15. Making Sense • The parallels we want them to see are that the gases in volcanoes are under extreme pressure. As they work their way to the surface, pockets of gas expand just as bubbles in a pot of boiling water expand as they get closer to the surface. The particles, themselves, don’t change, but the space between them increases. This is due to the reduction in pressure on them. Just as they cannot see the gas dissolved in a bottle of soda while it is capped, the gases are trapped under pressure in the volcano. When the volcano erupts, it is like opening the soda – the gases are released and the compressed bubbles expand rapidly.

16. Because gas is less soluble as temperature rises, we place the soda in hot water to release the gas faster. Remind them of the relationship between dissolved gases and temperature. Volcanoes are very hot, so the gases are more likely to be released. Volcanic eruptions are frequently accompanied by earthquakes as the magma moves around in the magma chamber. Relate this to the swirling of the bottle.

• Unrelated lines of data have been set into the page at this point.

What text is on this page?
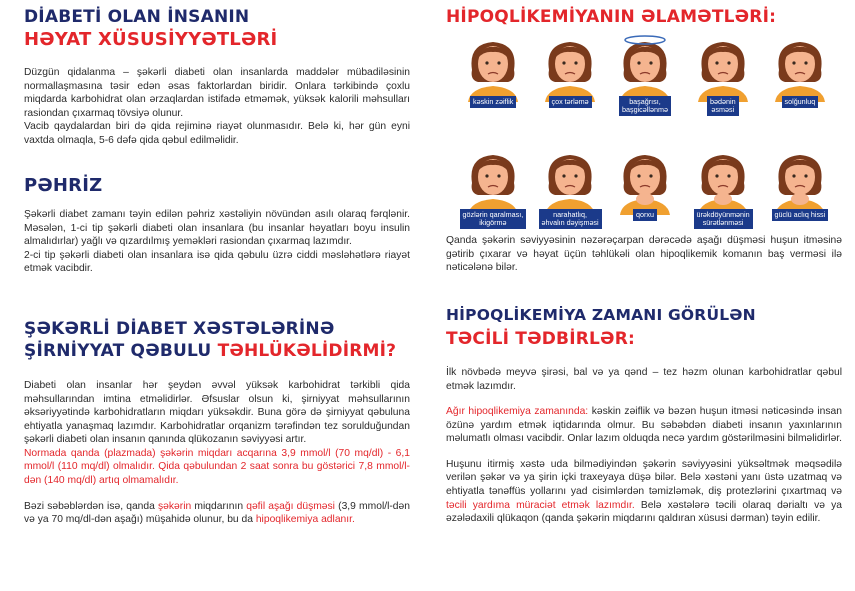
DİABETİ OLAN İNSANIN
HƏYAT XÜSUSİYYƏTLƏRİ

Düzgün qidalanma – şəkərli diabeti olan insanlarda maddələr mübadiləsinin normallaşmasına təsir edən əsas faktorlardan biridir. Onlara tərkibində çoxlu miqdarda karbohidrat olan ərzaqlardan istifadə etməmək, yüksək kalorili məhsulları rasiondan çıxarmaq tövsiyə olunur.

Vacib qaydalardan biri də qida rejiminə riayət olunmasıdır. Belə ki, hər gün eyni vaxtda olmaqla, 5-6 dəfə qida qəbul edilməlidir.

PƏHRİZ

Şəkərli diabet zamanı təyin edilən pəhriz xəstəliyin növündən asılı olaraq fərqlənir. Məsələn, 1-ci tip şəkərli diabeti olan insanlara (bu insanlar həyatları boyu insulin almalıdırlar) yağlı və qızardılmış yeməkləri rasiondan çıxarmaq lazımdır.

2-ci tip şəkərli diabeti olan insanlara isə qida qəbulu üzrə ciddi məsləhətlərə riayət etmək vacibdir.

ŞƏKƏRLİ DİABET XƏSTƏLƏRİNƏ
ŞİRNİYYAT QƏBULU TƏHLÜKƏLİDİRMİ?

Diabeti olan insanlar hər şeydən əvvəl yüksək karbohidrat tərkibli qida məhsullarından imtina etməlidirlər. Əfsuslar olsun ki, şirniyyat məhsullarının əksəriyyətində karbohidratların miqdarı yüksəkdir. Buna görə də şirniyyat qəbuluna ehtiyatla yanaşmaq lazımdır. Karbohidratlar orqanizm tərəfindən tez sorulduğundan şəkərli diabeti olan insanın qanında qlükozanın səviyyəsi artır.

Normada qanda (plazmada) şəkərin miqdarı acqarına 3,9 mmol/l (70 mq/dl) - 6,1 mmol/l (110 mq/dl) olmalıdır. Qida qəbulundan 2 saat sonra bu göstərici 7,8 mmol/l-dən (140 mq/dl) artıq olmamalıdır.

Bəzi səbəblərdən isə, qanda şəkərin miqdarının qəfil aşağı düşməsi (3,9 mmol/l-dən və ya 70 mq/dl-dən aşağı) müşahidə olunur, bu da hipoqlikemiya adlanır.

HİPOQLİKEMİYANIN ƏLAMƏTLƏRİ:
kəskin zəiflik	çox tərləmə	başağrısı,
başgicəllənmə
bədənin
əsməsi
solğunluq
gözlərin qaralması,
ikigörmə
narahatlıq,
əhvalın dəyişməsi
qorxu	ürəkdöyünmənin
sürətlənməsi
güclü aclıq hissi

Qanda şəkərin səviyyəsinin nəzərəçarpan dərəcədə aşağı düşməsi huşun itməsinə gətirib çıxarar və həyat üçün təhlükəli olan hipoqlikemik komanın baş verməsi ilə nəticələnə bilər.

HİPOQLİKEMİYA ZAMANI GÖRÜLƏN
TƏCİLİ TƏDBİRLƏR:

İlk növbədə meyvə şirəsi, bal və ya qənd – tez həzm olunan karbohidratlar qəbul etmək lazımdır.

Ağır hipoqlikemiya zamanında: kəskin zəiflik və bəzən huşun itməsi nəticəsində insan özünə yardım etmək iqtidarında olmur. Bu səbəbdən diabeti insanın yaxınlarının məlumatlı olması vacibdir. Onlar lazım olduqda necə yardım göstərilməsini bilməlidirlər.

Huşunu itirmiş xəstə uda bilmədiyindən şəkərin səviyyəsini yüksəltmək məqsədilə verilən şəkər və ya şirin içki traxeyaya düşə bilər. Belə xəstəni yanı üstə uzatmaq və ehtiyatla tənəffüs yollarını yad cisimlərdən təmizləmək, diş protezlərini çıxartmaq və təcili yardıma müraciət etmək lazımdır. Belə xəstələrə təcili olaraq dərialtı və ya əzələdaxili qlükaqon (qanda şəkərin miqdarını qaldıran xüsusi dərman) təyin edilir.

17. Rapidly released hot gases such as carbon dioxide and sulfur dioxide are more dense than air. They travel rapidly down the mountain sides of the volcanoes, scorching and killing whatever is in their path. This cloud of hot poisonous gas is called a nuéeardente – a glowing cloud. This was described in the story of Mount Pelée. It was a major factor in the deaths at Pompeii and Hurculaneum.

18. The soda contains only carbon dioxide. Volcanoes contain water vapor, carbon dioxide, and sulfur dioxide. See the reading on page G-40.

19. Effects of Gas released from a volcano • Sometimes only gases are released from a volcano, with no other materials. Lake Nyos, in Camroon, is actually an ancient caldera. When carbon dioxide gas trapped at the bottom of the lake was suddenly released, the result was a disaster in the area around the lake. • The story can be read at http://www.smithsonianmag.com/science-nature/killerlakes.html?c=y&page=1

20. The sulfur combines with moisture in people’s lungs to form acid. Too much exposure is deadly

21. What happens when you shake up a soda and then remove the cap?

22. Why do a lot of people burp after quickly drinking a can of soda?